The formal end to the parliamentary session is called ‘prorogation’. This may take place a few days before dissolution.

So Mr Grieve’s ingenious scheme to make it harder for Parliament to be prorogued is rendered void. While MPs are locked out of the building, the gears turn unimpeded and eventually the great or terrible hour strikes.

House of Commons
When Parliament is dissolved, every seat in the House of Commons becomes vacant. All business in the House comes to an end. MPs stop representing their constituencies. There will be no MPs until after the general election.

And until after Brexit.

MPs can come into Parliament for a few days after dissolution to clear their offices.

Those who wish to be MPs again must stand again as candidates for election.
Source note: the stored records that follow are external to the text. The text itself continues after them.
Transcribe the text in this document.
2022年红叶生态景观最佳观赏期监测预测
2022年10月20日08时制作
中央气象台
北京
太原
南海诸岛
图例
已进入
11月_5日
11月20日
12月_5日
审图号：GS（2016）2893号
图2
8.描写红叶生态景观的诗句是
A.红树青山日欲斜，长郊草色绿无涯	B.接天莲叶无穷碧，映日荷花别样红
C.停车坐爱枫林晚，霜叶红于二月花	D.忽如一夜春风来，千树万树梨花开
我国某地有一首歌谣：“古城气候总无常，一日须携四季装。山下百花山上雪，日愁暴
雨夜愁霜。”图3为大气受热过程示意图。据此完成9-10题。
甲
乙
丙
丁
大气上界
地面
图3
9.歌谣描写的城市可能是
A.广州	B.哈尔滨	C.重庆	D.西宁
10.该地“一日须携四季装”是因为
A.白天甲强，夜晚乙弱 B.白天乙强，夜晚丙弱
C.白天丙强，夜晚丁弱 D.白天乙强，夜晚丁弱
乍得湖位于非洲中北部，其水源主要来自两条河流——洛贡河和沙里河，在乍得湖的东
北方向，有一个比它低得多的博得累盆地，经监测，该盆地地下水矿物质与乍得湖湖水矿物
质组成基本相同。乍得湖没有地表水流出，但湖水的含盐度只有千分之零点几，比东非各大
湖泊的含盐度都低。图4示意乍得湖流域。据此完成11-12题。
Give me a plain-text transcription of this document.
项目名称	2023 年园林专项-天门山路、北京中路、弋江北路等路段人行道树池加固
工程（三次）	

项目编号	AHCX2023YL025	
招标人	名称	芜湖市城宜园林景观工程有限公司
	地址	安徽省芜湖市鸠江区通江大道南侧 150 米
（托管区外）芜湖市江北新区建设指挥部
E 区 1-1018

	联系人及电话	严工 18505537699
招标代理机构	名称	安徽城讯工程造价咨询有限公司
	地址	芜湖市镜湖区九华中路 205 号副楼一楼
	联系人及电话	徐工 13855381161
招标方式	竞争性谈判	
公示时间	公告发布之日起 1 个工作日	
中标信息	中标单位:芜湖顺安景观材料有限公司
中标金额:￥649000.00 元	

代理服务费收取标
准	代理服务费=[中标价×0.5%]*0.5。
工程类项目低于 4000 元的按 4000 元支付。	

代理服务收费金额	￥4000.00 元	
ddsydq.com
They will be standing and campaigning for a seat in the post-Brexit House. The whole political environment will be different, and much more favourable to the Conservatives. If Brexit seems inevitable, much of the justification for the Brexit Party’s existence melts away, and so does the incentive for pro-Remain parties to unite in an electoral pact to stop Brexit. To an exhausted electorate “Rejoin” is a much less appealing message than “Don’t leave”, and the attitude of the major opposition parties to it is more split. The Liberal Democrats would want it, but Labour, especially if Mr Corbyn is still at the helm, would probably be happy to kick it into the long grass as a vaguely worded aspiration.

Role of the Commons Speaker at dissolution

The Speaker is no longer an MP once Parliament is dissolved.

Like every other MP, the Speaker must stand for re-election. The Speaker will stand as ‘Speaker seeking re-election’.

However, the Speaker retains responsibility for the management of the House of Commons as they remain the chair of the House of Commons Commission until a new Speaker is elected.

In the circumstances I have described Mr Bercow’s long-delayed departure would be seen by the Tories as the icing on the cake.

It might be that Mr Johnson could be stopped from holding a general election by the opposition voting to deny the government the two thirds majority that the Fixed Term Parliament Act requires it to have to call an election. But when I try to imagine Jeremy Corbyn or John McDonnell going through the division lobbies to deny themselves the chance of power, or stranger yet to protest that they do indeed have confidence in a Johnson government, I cannot make the vision form.

I probably have missed something quite obvious. Tell me what it is and I will get on with my day.